Tim
14. Okt. 2025
After suffering from left knee pain for two years, and receiving three monthly steroid injections that became progressively less effective, I underwent a total knee replacement in August 2024. The operation was carried out in Portugal, where I live for most of the year. Following the surgery, my knee was painful and stiff, as expected. My consultant prescribed two months of daily physiotherapy. During the first month, things appeared to improve well, but then progress seemed to stall. My physiotherapist insisted on increasing the exercises, but they became very painful, and the stiffness did not improve.

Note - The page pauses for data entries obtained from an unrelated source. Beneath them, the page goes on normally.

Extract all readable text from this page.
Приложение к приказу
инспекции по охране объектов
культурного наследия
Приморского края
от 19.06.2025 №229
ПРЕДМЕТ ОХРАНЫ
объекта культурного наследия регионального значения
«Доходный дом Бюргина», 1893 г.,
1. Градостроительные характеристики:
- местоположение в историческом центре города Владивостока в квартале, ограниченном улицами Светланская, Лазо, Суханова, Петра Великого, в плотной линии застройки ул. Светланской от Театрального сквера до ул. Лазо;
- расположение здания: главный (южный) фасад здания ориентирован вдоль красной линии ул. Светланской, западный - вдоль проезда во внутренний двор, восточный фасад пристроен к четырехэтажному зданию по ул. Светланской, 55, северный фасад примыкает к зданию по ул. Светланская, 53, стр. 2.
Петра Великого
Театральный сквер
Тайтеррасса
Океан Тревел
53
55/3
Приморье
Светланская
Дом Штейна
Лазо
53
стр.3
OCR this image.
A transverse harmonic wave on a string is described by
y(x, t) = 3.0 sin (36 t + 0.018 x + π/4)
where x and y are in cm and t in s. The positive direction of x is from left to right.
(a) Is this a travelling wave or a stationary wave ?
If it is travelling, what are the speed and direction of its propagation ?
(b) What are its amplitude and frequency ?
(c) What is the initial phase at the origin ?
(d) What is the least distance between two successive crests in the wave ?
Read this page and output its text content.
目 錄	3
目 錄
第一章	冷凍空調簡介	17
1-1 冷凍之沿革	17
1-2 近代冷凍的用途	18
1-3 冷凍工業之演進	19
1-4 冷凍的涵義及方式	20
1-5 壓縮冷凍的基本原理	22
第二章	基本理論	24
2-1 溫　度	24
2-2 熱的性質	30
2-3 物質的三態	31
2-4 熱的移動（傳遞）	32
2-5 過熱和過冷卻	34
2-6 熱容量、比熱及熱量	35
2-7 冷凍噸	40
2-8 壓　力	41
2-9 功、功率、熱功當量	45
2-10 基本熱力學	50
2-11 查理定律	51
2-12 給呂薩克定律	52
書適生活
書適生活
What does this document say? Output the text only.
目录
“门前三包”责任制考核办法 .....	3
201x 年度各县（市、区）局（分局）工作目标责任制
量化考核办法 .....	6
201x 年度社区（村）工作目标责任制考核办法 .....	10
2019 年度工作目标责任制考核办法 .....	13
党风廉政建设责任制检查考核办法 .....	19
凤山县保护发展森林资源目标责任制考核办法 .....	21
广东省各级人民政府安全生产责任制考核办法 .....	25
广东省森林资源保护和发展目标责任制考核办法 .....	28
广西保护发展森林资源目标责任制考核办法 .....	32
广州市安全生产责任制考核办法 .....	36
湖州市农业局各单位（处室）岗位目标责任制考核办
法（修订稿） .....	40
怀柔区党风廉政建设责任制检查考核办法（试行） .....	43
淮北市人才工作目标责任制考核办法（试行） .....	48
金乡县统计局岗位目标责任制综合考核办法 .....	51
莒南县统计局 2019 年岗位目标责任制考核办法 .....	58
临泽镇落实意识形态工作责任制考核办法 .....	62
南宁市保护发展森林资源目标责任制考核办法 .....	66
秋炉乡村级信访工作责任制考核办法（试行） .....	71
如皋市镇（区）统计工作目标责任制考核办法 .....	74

As a keen cyclist, I had hoped to be back on my bike within three months, but this was impossible — I didn’t have the range of motion (ROM) needed for a full pedal revolution. I decided to change physiotherapists, and the new one was much more considerate. She worked hard to improve my ROM. My consultant ordered further investigations — X-rays, echo scans, and blood tests — but could not find any problem. He insisted that the surgery had been successful and that I just needed more time to improve.
At that point, I began doing more detailed research into my problem. I couldn’t understand why everyone else I spoke to who’d had the same operation seemed to recover well. During my research, I came across a condition called Arthrofibrosis, and a support group called the IAA. Everything I read, and all the videos I watched, convinced me that this was what I was suffering from.
By coincidence, I discovered that Dr. Kayley Usher, who runs the IAA, is based in Perth, Western Australia — where my daughter lives. I contacted Kayley, and she was extremely helpful. She suggested I have a Cytokine Panel Blood Test, which could help diagnose the condition. I couldn’t find a lab in Portugal to do this, so I arranged to have the test done when I next visited Perth. However, the results were inconclusive.
At my next appointment with the surgeon, I told him that I believed my problem was due to Arthrofibrosis. He disagreed — I suspect he was not familiar with the condition. Instead, he suggested a skin patch test to see if my symptoms were due to metal sensitivity. After contacting the manufacturer of the prosthesis (Smith & Nephew), he found that the joint was 80% titanium, which is normally considered hypoallergenic.
The skin tests showed a reaction to titanium salts. Based on this finding, my surgeon said revision surgery might be necessary — my worst fear, as I know how difficult that operation can be. I did more research and contacted Kayley again. I discovered that skin patch tests for titanium are often inaccurate because titanium salts don’t penetrate the skin, and any reaction is usually caused by the acidity of the chemical.
Kayley told me about a newer and more reliable test for metal sensitivity called the MELISA test. The nearest lab that offered it was in Spain, about 350 km away. I arranged to have my blood taken by an affiliated clinic in Portugal, and the sample was couriered to Spain. The results showed no sensitivity to titanium.
By this time — ten months after the operation — my symptoms were still the same: stiffness, general discomfort, pain on stairs, pain and locking at night, and limited range of movement. I continued with weekly physiotherapy, and my physiotherapist — now familiar with Arthrofibrosis through the IAA website — managed to improve my ROM slightly, but we couldn’t get it beyond 105 degrees.
I had now narrowed down the possible causes of my symptoms.
The prosthesis was correctly fitted (confirmed by X-rays and scans).
I did not have metal sensitivity (confirmed by the MELISA test).The only remaining possibility was a low-grade infection.
To test for this, a needle aspiration of the synovial fluid was required, followed by a two-week culture to check for bacterial growth. My surgeon refused to do this, convinced there was no infection and concerned that the procedure itself might introduce one. While visiting Perth again, I arranged to have this test done there — the result was negative. This process of elimination confirms to me that I am suffering from Arthrofibrosis — not a severe case, but enough to disrupt my normal activities and reduce my quality of life.
From the excellent IAA website, I’ve learned that another operation — arthroscopic lysis of fibrotic adhesions — can help, but I haven’t been able to find an orthopaedic surgeon in my country experienced in this procedure. I will not risk having it done by someone without expertise, as I fear it could make the fibrosis worse. It may be that I have to accept my knee as it is. At least I can still walk and ride a modified bike for short distances. My current dilemma is that my other (right) knee has now become very painful when I walk. I had three months of relief from a Synvisc-One injection, but the benefit has now worn off. One thing is certain — I will not be having another total knee replacement!
In conclusion, I am deeply grateful to Dr. Kayley Usher and the contributors to the IAA website for helping me understand and diagnose my condition, and for giving me the knowledge to question what I was told by my surgeon and my first physiotherapist.